Три зверя для невинной - стр. 9
Урош с ухмылкой откидывается на спинку кресла и как бы невзначай хватается за свое достоинство и, глядя мне в глаза, поправляет его сквозь джинсы. И у него тоже совсем не корнишон, что вызывает во мне не только волну слабости, но и паники. Я в немой мольбе смотрю на Йована, а он тоже успел избавиться от пиджака и рубашки, и он, как и его друзья, хорош собой.
Когда моя машина свернула с шоссе, мне надо было подумать не об ужастиках с жуткими хижинами и маньяками, а о порно, в котором тоже есть сюжеты, как милая и наивная красавица случайно забредает к трем мужчинам на огонек.
— Если вам жарко, то можно потушить камин, — тихо предлагаю я и опускаю взгляд.
Мне и самой душно, и между лопаток скатывается капелька пота.
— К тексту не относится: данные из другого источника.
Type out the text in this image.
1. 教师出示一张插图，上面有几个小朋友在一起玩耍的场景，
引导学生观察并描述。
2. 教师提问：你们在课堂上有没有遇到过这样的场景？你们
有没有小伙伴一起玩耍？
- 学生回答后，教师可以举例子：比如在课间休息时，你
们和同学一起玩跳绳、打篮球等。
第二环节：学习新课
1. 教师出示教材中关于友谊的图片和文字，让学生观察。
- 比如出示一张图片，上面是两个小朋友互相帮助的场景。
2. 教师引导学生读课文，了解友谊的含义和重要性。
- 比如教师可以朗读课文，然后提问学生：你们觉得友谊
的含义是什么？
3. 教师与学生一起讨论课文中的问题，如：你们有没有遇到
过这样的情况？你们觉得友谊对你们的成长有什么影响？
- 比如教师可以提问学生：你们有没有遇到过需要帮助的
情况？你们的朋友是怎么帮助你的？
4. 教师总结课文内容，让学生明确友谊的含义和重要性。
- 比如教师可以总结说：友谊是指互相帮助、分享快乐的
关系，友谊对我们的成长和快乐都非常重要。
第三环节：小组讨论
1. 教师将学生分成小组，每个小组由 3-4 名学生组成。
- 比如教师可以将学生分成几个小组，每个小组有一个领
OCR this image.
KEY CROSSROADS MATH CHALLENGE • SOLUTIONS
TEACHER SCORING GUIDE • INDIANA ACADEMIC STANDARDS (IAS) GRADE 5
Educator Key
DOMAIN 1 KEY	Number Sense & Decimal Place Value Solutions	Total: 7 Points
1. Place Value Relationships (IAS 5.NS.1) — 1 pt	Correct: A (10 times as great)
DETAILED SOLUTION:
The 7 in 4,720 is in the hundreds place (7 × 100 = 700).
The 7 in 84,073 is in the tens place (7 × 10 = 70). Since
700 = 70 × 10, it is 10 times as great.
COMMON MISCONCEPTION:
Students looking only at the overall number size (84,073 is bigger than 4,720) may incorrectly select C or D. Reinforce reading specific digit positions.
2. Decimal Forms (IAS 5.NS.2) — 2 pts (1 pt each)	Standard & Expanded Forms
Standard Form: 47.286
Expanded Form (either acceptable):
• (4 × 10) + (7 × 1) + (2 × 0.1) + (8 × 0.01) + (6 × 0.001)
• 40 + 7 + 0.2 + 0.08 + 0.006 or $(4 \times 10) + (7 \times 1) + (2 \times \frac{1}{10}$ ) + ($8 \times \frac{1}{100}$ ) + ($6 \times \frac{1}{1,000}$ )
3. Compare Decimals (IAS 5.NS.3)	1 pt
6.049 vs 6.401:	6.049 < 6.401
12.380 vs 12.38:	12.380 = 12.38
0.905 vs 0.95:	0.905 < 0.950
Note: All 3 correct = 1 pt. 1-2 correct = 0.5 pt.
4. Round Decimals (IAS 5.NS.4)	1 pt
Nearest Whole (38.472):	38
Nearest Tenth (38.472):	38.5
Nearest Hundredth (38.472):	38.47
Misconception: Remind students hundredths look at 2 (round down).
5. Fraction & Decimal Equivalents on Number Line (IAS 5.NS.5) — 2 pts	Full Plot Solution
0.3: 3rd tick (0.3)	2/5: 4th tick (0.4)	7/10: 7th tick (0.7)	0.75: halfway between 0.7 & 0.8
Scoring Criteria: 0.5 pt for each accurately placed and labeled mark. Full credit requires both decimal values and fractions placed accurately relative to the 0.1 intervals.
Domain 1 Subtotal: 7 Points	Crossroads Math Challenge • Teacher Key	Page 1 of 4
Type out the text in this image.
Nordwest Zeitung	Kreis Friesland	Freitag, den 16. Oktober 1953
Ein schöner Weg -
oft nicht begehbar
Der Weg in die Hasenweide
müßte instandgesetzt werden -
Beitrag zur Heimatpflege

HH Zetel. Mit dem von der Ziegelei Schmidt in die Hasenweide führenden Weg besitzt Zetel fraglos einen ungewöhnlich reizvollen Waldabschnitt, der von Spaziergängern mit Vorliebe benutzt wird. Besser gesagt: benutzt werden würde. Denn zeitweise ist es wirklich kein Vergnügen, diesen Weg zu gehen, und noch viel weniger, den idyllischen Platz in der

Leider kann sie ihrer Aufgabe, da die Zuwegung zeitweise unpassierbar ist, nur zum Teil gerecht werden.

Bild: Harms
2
— Открой ротик, — шепчет Урош, и я поднимаю взгляд.
Я, признаюсь честно, не кусок пиццы у рта ожидала, потому что тембр у Уроша — вибрирующий, глубокий и требовательный.
— Открой ротик, — он скалится в белоснежной улыбке. — Нам важно накормить самочку, чтобы соблюсти приличия.
Выбора у меня нет. Я откусываю уголок остывшей пиццы с кусочком ананаса под цепкими взглядами и медленно жую.
— Я могу сама, — проглатываю и нервно облизываюсь.
— Нет, не можешь, — моих губ касается край запеченного теста, — смелее, Мила.
Творящееся безумие можно с натяжкой назвать гостеприимством, ведь меня кормят с рук. Принимаю решение побыстрее расправится с куском пиццы, поэтому стискиваю запястье Уроша и торопливо пожираю угощение большими шматками. Почти не жую.
— Какая ненасытная девочка… — одобрительно урчит Урош, — прелесть.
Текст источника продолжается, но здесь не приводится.